Tüm eşyaları valize tıkmayı başardıktan sonra üzerimi değiştirip Ela'nın emanet giysilerini dolapta Oya'dan kalan güzel kıyafetlerin yanına koydum ve montumu üzerime geçirdim. Muhtemelen Meriç'ten kaçarken antrede düşürdüğüm el çantam içindeki değerli tüm eşyalarımla komodinin üzerinde duruyordu.

Şarjı bitmiş telefonum, kimliklerim, limiti tamamen dolmuş bir adet kredi kartı, bomboş kalmış bir hesaba ait banka kartı, hala içinde para olduğunu umduğum İstanbulkart ve otuz lira...

Ve böylece muhteşem bir gerçekle daha yüzleşmiş oluyordum. İstanbulkart'ta olduğunu umduğum üç beş kuruşla terminale ulaşmayı başarsam bile otobüs bileti alacak param yoktu. Bugün günlerden pazardı ve normal şartlarda harçlığımın yarın yatması gerekiyordu. Elbette kafamda bir şişenin kırılacağını hesaba katmadığımdan paramı zar zor ay sonunu çıkartacak şekilde harcamıştım. Düğüne giderken taksiye verdiğim para da öngörülemez giderlerden biriydi tabii. Annemleri bir terslik olduğu konusunda şüphelendirmeden onlardan harçlığımı erken yatırmalarını isteyemezdim.
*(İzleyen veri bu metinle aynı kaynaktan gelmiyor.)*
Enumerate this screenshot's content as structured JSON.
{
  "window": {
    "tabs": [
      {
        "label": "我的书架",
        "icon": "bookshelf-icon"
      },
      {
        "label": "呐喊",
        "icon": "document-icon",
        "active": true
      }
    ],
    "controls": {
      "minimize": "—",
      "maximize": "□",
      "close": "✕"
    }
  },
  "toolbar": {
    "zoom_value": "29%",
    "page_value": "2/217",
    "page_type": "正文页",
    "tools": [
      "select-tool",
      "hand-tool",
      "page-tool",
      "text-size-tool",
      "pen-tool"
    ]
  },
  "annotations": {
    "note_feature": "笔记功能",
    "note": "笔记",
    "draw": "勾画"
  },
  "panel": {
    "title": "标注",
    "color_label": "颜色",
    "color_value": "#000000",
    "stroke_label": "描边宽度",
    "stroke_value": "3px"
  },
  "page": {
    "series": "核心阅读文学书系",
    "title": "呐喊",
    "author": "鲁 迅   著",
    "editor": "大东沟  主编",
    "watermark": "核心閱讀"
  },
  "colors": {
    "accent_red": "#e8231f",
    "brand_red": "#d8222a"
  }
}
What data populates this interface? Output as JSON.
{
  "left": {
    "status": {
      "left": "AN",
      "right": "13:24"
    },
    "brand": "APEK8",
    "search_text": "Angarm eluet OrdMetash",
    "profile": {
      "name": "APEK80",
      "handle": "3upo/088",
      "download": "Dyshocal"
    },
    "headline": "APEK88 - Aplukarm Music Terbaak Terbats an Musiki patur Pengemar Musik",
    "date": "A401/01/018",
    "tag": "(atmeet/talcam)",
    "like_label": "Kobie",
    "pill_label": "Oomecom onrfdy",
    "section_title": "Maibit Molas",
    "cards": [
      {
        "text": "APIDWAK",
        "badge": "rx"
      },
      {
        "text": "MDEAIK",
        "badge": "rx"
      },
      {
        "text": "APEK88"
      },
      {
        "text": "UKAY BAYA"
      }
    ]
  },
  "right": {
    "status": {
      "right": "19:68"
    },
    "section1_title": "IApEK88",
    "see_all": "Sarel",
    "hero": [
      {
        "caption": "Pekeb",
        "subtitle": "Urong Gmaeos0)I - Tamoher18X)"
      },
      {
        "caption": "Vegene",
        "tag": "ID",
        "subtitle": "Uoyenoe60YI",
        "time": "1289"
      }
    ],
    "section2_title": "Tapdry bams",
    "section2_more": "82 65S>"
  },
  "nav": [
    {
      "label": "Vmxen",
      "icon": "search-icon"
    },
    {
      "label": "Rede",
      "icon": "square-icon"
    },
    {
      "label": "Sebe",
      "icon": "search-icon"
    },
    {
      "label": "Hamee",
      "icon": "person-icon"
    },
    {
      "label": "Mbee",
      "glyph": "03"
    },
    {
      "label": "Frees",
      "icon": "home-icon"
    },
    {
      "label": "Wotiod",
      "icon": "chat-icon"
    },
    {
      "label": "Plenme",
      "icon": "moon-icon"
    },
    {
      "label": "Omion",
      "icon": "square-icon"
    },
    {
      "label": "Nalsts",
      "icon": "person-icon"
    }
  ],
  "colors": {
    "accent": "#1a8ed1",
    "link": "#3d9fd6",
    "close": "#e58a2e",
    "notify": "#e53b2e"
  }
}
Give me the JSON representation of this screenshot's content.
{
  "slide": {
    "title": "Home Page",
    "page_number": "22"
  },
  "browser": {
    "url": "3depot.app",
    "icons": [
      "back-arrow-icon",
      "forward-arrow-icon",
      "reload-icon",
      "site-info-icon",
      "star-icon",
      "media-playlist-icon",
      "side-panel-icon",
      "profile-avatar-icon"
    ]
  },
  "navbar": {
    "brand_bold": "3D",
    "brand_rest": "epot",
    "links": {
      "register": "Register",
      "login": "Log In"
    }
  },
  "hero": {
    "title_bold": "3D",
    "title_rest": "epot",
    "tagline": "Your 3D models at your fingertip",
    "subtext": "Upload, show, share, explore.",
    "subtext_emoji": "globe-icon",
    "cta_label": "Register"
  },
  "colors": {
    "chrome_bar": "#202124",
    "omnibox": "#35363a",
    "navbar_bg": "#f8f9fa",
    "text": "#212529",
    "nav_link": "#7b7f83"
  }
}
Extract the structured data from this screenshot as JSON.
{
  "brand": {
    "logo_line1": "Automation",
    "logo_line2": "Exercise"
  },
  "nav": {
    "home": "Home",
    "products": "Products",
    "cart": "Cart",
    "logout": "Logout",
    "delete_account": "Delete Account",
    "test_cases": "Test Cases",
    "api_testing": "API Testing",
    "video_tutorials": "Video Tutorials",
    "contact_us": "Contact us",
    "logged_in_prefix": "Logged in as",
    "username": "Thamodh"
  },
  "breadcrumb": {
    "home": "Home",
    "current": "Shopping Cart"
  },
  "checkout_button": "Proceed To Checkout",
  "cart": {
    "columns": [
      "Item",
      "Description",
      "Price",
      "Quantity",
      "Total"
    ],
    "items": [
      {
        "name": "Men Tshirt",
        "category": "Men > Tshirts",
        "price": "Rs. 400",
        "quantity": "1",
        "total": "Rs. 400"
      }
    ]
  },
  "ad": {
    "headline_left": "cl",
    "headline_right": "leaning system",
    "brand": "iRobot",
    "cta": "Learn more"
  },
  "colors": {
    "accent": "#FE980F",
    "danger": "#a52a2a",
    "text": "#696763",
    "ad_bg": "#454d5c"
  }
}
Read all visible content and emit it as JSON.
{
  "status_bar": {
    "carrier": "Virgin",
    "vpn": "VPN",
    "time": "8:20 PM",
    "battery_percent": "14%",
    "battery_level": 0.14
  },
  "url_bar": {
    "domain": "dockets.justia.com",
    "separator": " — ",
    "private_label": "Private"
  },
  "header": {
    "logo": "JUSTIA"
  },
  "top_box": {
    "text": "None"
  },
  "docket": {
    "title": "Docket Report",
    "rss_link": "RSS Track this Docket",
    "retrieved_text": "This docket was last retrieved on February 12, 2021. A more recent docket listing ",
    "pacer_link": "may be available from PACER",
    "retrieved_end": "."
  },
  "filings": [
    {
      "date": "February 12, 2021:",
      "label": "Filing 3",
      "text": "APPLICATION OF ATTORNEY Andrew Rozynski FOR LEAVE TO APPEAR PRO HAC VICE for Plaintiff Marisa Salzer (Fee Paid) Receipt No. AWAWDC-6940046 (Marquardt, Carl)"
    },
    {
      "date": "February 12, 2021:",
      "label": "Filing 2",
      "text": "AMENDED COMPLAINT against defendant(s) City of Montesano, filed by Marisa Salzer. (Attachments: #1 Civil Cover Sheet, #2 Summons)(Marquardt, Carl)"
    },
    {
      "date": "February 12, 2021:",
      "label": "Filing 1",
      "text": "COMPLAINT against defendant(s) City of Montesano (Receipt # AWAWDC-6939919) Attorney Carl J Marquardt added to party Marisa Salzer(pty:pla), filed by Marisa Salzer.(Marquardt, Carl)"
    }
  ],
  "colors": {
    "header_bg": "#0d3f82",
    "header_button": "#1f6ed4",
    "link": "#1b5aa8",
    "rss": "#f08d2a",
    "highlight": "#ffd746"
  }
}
Tanrım... başka bir çıkış yolun yok muydu sahi? Gözlerimin yeniden acımaya başladığını hissediyordum. Genzimde yanan acıyı derin bir nefesle bastırıp sakin ol dedim kendime. Önce buradan çıkmaya bak. Gerisini sonra düşünürsün. Burundan derin bir nefes... ve sonra bir daha... Bir yandan iç sesim dırdırcı bir papağan gibi tekrarlıyordu. Önce buradan çık İrem. Buradan çık İrem! Kaç!

Bir küçük cebi bile zor dolduran zimmetimi montumun iç gözüne sıkıştırıp sırt çantamı omzuma taktım. Bir saniye bile düşünmeye vakit bulsam durumumun ne kadar acıklı olduğunu idrak edip ağlamaya başlayacağımı bildiğimden oyalanmadan valizi ayağa kaldırıp koridora doğru ittirmiştim.

"İrem Hanım, biz yaparız." diyerek yardıma yetişen hizmetçileri elimle durdurup tüm ağırlığına rağmen valizi merdivenden aşağı sürükledim. Kızlar merakla antreye doluşmuş, benim çırpınışımı izliyorlardı şimdi. "İrem Hanım Lale Hanım'ı beklemeniz daha doğru olmaz mı?" diye sordu içlerinden biri çekinerek. "Gitmenizi istemeyecektir."

O hasta oğluna benden daha salak bir kurban bulamayacağı içindir demek geldi içimden, ama patronlarının gazabından korkan bu zavallıcıkların bu öfkemi hak edecek tek bir günahları yoktu. Yine de onlara kendimi açıklamak için bile durmaya cesaret edememiştim. Koşar adım bahçeye çıkmam tıpkı dün geceki kaçışım gibiydi.

Normalde ağrıdan zor hareket ettirdiğim bacaklarım adrenalinin etkisiyle beni uçarca durağa götürüyordu şimdi. Hangi yöne bindiğimin şu noktada pek de bir önemi yoktu. Sadece bu suç mahallinden uzaklaşmaya odaklandığımdan hala uzun vadeli bir plan yapmamıştım. Lütfen diyordum bir yandan içimden. Gitmeme izin ver. Lütfen otobüs gelsin.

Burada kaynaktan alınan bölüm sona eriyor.